Hüseyin Kaya / Doğruhaber

1 Kasım seçimleri için hazırlık yapan Ak Parti yöneticileri yapacakları birçok şeyi sıralarken bir de “Fabrika ayarlarına dönüş” sözü de verdiler.

Tabii bundan 2011 öncesini mi, 2007 öncesini mi yoksa 2002`yi mi kastettiler anlamadım.

Süreç ortaya çıkınca bundan kastın ne olduğunu da öğreniriz.

Bu arada Pkk`nin sessiz sedasız “Fabrika ayarlarına” geri döndüğünü de görmüş olduk.
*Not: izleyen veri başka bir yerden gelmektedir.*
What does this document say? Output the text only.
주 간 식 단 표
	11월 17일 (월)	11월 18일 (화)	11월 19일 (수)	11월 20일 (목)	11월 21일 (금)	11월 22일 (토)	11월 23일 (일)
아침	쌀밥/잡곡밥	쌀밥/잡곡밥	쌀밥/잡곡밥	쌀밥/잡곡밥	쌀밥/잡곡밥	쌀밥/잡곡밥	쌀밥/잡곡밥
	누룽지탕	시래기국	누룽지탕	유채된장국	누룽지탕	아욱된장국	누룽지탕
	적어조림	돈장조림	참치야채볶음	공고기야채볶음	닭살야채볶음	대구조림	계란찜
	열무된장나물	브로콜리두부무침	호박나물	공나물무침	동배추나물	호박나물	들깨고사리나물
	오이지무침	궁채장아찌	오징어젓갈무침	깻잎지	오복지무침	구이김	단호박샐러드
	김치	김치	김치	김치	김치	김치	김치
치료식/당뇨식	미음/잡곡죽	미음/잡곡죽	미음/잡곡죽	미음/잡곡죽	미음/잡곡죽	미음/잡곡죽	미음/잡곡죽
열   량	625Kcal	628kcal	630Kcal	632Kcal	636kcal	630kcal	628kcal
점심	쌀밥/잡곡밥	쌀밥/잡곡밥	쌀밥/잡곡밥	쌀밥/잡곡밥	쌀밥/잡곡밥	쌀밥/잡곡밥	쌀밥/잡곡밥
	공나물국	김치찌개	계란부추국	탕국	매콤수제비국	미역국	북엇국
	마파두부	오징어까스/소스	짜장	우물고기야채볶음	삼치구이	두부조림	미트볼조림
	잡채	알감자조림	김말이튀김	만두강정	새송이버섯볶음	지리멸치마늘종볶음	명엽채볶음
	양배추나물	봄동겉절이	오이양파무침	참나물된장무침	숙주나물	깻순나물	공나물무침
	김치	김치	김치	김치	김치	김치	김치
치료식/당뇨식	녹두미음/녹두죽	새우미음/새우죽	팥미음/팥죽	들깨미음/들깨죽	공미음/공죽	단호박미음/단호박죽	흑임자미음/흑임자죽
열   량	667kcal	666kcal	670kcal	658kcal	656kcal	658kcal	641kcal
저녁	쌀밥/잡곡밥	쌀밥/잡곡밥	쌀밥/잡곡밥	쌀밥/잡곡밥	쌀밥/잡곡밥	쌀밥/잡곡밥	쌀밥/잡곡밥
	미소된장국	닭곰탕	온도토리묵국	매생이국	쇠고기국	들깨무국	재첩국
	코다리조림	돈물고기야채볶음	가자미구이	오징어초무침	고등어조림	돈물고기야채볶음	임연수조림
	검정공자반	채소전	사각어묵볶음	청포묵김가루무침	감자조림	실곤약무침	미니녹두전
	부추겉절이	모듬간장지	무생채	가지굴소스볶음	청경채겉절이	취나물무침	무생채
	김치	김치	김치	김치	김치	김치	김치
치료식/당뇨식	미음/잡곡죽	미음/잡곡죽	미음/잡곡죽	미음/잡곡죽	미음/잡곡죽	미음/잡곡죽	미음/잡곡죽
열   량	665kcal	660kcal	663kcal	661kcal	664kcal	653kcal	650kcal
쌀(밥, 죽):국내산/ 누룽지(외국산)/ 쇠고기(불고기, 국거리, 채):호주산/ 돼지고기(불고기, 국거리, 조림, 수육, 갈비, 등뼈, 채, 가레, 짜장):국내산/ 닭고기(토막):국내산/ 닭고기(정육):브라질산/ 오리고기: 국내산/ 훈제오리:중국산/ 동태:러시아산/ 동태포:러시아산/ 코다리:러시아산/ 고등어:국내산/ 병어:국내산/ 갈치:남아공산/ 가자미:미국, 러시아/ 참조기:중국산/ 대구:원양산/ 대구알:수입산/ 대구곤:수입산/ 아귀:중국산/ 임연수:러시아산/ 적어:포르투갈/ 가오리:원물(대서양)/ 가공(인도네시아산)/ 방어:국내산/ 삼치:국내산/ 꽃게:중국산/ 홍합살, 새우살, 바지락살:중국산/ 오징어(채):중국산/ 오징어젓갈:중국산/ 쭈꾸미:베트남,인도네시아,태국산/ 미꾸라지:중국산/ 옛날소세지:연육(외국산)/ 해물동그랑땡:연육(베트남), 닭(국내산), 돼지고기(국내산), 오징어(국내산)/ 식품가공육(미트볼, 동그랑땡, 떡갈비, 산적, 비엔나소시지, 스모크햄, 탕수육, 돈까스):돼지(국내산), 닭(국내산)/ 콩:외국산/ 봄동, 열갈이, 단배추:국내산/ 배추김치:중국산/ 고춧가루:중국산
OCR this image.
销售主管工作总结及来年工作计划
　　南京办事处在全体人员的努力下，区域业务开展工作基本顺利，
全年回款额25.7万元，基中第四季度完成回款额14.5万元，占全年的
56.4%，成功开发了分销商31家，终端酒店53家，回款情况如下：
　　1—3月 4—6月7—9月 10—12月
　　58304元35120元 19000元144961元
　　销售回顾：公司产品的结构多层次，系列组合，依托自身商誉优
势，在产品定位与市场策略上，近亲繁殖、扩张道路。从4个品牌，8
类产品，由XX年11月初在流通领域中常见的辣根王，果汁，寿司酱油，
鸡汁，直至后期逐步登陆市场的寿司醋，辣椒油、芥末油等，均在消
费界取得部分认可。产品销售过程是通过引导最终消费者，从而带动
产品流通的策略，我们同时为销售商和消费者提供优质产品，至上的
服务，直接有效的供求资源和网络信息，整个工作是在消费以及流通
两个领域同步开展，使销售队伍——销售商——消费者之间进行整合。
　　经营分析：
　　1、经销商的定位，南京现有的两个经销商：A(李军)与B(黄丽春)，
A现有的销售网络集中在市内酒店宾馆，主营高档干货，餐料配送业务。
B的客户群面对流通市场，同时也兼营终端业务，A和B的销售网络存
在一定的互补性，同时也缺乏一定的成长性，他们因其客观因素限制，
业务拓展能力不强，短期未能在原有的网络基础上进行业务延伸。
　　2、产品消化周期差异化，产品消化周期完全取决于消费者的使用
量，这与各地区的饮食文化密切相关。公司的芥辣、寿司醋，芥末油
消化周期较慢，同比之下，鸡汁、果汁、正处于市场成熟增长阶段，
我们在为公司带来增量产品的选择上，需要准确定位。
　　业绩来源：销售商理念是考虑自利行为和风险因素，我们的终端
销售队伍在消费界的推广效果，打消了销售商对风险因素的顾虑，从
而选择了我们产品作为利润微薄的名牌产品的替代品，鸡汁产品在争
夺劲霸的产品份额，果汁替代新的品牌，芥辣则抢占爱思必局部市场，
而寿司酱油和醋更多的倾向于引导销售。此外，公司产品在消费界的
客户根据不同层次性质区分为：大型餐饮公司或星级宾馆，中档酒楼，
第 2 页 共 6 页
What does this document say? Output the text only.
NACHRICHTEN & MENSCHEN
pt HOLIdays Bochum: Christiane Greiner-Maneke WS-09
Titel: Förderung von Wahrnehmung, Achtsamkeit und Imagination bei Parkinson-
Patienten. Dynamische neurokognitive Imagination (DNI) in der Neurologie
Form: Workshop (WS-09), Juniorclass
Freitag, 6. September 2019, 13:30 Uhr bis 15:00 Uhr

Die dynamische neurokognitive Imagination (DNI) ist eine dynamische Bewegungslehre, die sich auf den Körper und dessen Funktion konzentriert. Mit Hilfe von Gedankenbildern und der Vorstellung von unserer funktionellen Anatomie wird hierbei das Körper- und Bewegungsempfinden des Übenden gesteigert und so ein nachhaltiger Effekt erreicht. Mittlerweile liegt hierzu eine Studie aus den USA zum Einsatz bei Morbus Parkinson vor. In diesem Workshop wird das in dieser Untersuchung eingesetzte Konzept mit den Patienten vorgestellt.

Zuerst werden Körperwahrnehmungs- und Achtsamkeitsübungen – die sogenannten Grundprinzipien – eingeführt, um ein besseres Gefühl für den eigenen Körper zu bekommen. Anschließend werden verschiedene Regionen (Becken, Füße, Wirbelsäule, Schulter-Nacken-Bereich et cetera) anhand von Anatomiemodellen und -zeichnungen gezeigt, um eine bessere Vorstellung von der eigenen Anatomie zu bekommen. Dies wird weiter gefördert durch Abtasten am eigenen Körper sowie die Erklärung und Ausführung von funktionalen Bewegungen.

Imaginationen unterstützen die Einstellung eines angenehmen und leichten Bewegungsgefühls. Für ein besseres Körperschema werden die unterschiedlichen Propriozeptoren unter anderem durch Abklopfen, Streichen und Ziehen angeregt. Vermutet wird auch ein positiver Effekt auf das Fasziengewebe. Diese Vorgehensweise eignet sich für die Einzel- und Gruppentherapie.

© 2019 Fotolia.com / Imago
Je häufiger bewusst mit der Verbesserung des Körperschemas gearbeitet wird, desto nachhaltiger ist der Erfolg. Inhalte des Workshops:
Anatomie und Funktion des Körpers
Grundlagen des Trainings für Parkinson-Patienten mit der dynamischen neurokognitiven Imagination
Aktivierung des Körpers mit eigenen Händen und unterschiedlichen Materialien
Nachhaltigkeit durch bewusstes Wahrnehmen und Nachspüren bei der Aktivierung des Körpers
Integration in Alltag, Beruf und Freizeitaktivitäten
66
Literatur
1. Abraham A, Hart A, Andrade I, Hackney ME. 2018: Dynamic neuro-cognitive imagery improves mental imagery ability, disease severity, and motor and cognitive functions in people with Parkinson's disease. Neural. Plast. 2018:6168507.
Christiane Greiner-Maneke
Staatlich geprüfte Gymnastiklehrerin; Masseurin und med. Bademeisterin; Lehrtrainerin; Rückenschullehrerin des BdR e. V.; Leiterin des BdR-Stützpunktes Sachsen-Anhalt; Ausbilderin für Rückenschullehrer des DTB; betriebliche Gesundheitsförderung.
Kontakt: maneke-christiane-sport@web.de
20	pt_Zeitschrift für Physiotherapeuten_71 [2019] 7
Bakın KCK yöneticilerinden Murat Karayılan, telsizden neler söylemiş:

“Öz yönetim ilanlarının HDP`nin oylarını pek de azaltmadı, bazı yerlerde artırdı. Bu, demokratik özerkliğin halkımız tarafından benimsendiğini göstermektedir. Buralarda psikolojik savaş, katliam ve tehditler sonuç almamıştır; halkımız özgürlükte, demokraside ve özellikle de demokratik özerklikte ısrar sahibidir. Temsil ettiğimiz değerler, üzerinden yükseldiğimiz temeller, içinde bulunduğumuz süreç, Ortadoğu`nun içinde bulunduğu durum ve mücadelemizin bugün ulaştığı düzey gösteriyor ki, kazanacak olan biziz. Halkımız devrim aşamasındadır.”

Pkk yine devrimden söz etmeye başladı. Yine demokrasiden söz etmeye başladı.

Bundan sonrası oldukça kritik.

Savaşın yayılması ve yer yer ortaya çıkması muhtemel başarısızlıklar 90`lı yılların “ajan”, “objektif ajan”, “hain” gibi tanımlarını ve beraberinde iç infazları getirecektir.

Devrime inanmış bir komünistin gözünde her muhalif haindir ve infazı gerekmektedir.

Pkk`nin “fabrika ayarlarına dönüş”ü dikkatle takip edilmeli ve sistem bir yerden itibaren resetlenmelidir. Aksi takdirde kirli ve kanlı bir süreç kaçınılmaz olarak kapıdadır.